C'est que des statues dans l'espace public ne sont pas de simples décorations de l'espace public. Comme l'explique très bien cet article sur le site The Conversation : « Si la statue est indéniablement une œuvre d’art, il convient de rappeler que ce n’est pas une œuvre d’art comme les autres. Commanditée et érigée sur la place publique, la statue joue un rôle particulier, et qui n’est ni politiquement ni moralement neutre : elle existe pour préserver le souvenir, pour honorer des personnes ou des événements, pour commémorer une victoire ou célébrer une vie ou un accomplissement.
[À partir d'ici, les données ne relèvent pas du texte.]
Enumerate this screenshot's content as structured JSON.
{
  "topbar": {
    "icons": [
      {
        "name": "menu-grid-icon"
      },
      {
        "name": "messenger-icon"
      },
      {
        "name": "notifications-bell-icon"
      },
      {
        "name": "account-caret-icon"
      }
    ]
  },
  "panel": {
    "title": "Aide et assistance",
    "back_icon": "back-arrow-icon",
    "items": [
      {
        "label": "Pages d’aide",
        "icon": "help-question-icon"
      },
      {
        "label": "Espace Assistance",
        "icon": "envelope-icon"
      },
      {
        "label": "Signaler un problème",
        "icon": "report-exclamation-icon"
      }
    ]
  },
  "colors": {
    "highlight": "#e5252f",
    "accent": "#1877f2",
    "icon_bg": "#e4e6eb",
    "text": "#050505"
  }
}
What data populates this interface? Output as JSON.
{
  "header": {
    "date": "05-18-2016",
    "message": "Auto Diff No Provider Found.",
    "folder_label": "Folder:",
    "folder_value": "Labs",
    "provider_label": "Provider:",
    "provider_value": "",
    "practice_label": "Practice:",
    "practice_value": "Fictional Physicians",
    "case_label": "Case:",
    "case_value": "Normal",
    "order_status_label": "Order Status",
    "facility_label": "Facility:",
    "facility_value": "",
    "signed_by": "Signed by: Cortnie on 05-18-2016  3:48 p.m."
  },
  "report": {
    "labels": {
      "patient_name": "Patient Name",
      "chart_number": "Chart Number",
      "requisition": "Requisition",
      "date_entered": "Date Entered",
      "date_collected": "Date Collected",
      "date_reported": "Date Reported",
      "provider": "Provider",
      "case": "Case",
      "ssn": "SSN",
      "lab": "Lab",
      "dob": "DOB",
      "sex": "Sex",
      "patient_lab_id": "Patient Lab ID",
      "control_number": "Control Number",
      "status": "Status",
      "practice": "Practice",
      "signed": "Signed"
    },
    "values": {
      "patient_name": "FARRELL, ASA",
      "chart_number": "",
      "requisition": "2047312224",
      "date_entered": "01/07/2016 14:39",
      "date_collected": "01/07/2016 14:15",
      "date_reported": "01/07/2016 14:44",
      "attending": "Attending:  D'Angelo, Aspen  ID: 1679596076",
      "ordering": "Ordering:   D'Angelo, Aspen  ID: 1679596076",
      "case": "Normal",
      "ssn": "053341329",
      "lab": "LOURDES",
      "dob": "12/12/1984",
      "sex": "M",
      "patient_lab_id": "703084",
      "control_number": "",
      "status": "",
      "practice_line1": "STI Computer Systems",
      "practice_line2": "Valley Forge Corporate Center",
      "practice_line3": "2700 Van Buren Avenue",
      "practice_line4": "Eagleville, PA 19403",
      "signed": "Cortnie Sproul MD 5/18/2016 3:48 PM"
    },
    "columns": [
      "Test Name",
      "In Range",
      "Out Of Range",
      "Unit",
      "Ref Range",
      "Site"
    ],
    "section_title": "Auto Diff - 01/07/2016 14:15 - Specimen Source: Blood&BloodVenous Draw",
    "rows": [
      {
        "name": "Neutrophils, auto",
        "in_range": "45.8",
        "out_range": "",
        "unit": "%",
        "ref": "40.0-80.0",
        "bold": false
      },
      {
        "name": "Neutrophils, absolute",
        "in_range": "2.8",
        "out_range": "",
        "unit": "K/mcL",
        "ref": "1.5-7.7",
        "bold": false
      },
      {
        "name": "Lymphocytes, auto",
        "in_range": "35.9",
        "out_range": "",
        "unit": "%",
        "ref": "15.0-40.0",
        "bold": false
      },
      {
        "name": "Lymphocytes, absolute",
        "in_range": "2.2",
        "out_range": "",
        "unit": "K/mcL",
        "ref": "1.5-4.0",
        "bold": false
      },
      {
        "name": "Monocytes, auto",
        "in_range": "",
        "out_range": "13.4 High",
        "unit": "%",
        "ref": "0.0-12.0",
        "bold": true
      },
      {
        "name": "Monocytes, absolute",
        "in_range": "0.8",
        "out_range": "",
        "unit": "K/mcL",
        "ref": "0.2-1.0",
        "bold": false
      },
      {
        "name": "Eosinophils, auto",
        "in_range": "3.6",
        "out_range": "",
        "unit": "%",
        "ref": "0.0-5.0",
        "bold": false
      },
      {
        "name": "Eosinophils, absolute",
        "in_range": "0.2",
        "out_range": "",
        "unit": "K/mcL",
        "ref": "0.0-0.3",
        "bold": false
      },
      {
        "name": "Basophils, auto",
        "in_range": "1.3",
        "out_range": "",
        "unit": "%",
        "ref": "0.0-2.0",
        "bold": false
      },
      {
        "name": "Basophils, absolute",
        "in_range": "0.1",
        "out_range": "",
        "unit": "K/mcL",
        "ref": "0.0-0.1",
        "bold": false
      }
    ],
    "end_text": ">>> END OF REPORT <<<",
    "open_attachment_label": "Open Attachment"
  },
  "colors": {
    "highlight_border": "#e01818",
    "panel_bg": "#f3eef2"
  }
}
Ainsi, contrairement à d’autres œuvres d’art, elle comporte des jugements de valeur (elle nous dit que ceci est bien, digne d’être reconnu ou célébré), et occupe une place particulière dans l’espace public (avec un emplacement prévu pour la rendre visible). Or, c’est précisément là où le bât blesse, parce que l’histoire que l’on raconte, c’est l’histoire des vainqueurs, l’histoire de la majorité, l’histoire telle qu’elle a été vue et vécue par ceux qui avaient le pouvoir et les moyens de faire entendre leurs voix par la postérité. Si les statues et les monuments historiques sont si souvent pris comme symboles de la lutte, c’est précisément parce que ces objets culturels attestent du fait que beaucoup de noms et de traces ont en effet été effacés de notre histoire, que beaucoup de voix n’avaient jamais eu droit de cité. Que l’histoire qu’ils racontent n’est pas « la nôtre », mais celle d’une partie de la population ».

 

"Croiser enjeu féministe et décolonial"

« Ces voix qui n'ont jamais eu droit de cité » : voilà l'autre aspect de la représentation publique de « notre » histoire. Depuis longtemps, des féministes dénoncent la sous-représentation des femmes, aussi bien dans les noms de rues que les statues qui, en guise de monuments « féminins », s'en tiennent à des symboles (la Justice, la Paix, voire la Maternité...) plutôt qu'à des personnalités. La collective Noms peut-être, n'hésite pas à apposer de nouvelles plaques, sorte d'équivalent du déboulonnage de statues. Plus officiellement, la Flandre a lancé une réflexion sur cette absence, et la ville de Gand a décidé de donner à toutes les rues d'un nouveau quartier des noms de femmes résistantes. Et on ne peut que féliciter la commune d'Etterbeek, dont les rues sont riches en noms de généraux colonialistes, de « croiser l’enjeu féministe et décolonial » (selon l'expression de l'échevine Françoise de Halleux) en remplaçant les noms de onze rues d'acteurs de la colonisation par des noms de femmes (en espérant que cette action « temporaire » sera pérennisée).

A force de se heurter à l'indifférence, voire à l'hostilité de la société majoritaire, des groupes minorisés (mais pas forcément minoritaires, comme les femmes) passent à l'action : c'est une façon de mettre enfin à l'agenda à la fois leur propre invisibilité dans l'espace public et de dénoncer la glorification de leurs persécuteurs. Il est temps d'ouvrir les yeux et de déboulonner un certain statu(e)-quo. On peut en débattre, mais il n'y a vraiment pas de quoi tourner ces revendications en ridicule.